After Reviewing the files downloaded in the first small batch, it seems as though the script isn't handling the NaNs properly.  The Aug 29, 2019 Cemetery Board files aren't being read properly, as they haven't been made yet.  I would've thought that those rows would have been omitted. 

To solve this, and not make unnecessary requests, I'm going to make datetime objects from the meeting strings, and only download ones that have already happened.

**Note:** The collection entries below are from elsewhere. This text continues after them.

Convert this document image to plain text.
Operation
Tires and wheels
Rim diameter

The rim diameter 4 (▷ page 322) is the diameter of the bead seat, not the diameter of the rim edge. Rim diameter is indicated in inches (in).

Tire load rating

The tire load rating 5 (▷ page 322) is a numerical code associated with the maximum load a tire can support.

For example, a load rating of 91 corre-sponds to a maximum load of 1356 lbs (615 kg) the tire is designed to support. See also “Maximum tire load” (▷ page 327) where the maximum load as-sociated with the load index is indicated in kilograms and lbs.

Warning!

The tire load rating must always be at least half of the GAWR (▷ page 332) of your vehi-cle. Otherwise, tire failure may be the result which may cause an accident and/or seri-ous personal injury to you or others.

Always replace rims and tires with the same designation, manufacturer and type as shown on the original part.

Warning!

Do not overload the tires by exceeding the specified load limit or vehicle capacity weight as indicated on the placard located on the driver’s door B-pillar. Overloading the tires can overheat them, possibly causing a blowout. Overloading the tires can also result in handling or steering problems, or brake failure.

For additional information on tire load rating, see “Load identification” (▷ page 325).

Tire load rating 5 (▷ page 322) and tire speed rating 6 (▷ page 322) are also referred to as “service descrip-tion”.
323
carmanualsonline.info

### Getting text from the PDF files

Now that I've got all the files I need, it's time to make them more useful.  After using a few different approaches in the past, like pytesseract,  I'm fortunate that these PDF files seem to play well with PyPDF. Time to traverse all 2,102, saving the text data!

In [191]:
import PyPDF2
from os import listdir
from os.path import isfile, join

path = 'C:\\Users\\alexh\\Documents\\Projects\\SJCommission\\pdfs'
#save the filename, to enable easier concatenation to the dataframe
files = [[f,join(path,f)] for f in listdir(path) if isfile(join(path, f))] 

In [None]:
def read_text(filePath):
    doc_content = ""
    with open(testPath, 'rb') as pdf_file:
        read_pdf = PyPDF2.PdfFileReader(pdf_file)
        num_pages = read_pdf.getNumPages()
        for i in range(num_pages):
            page = read_pdf.getPage(i)
            doc_content = doc_content + page.extractText()
    return doc_content
docdata = []  #[filename, contents]
for fileGroup in files:
    docdata.append([fileGroup[0],read_text(fileGroup[1])])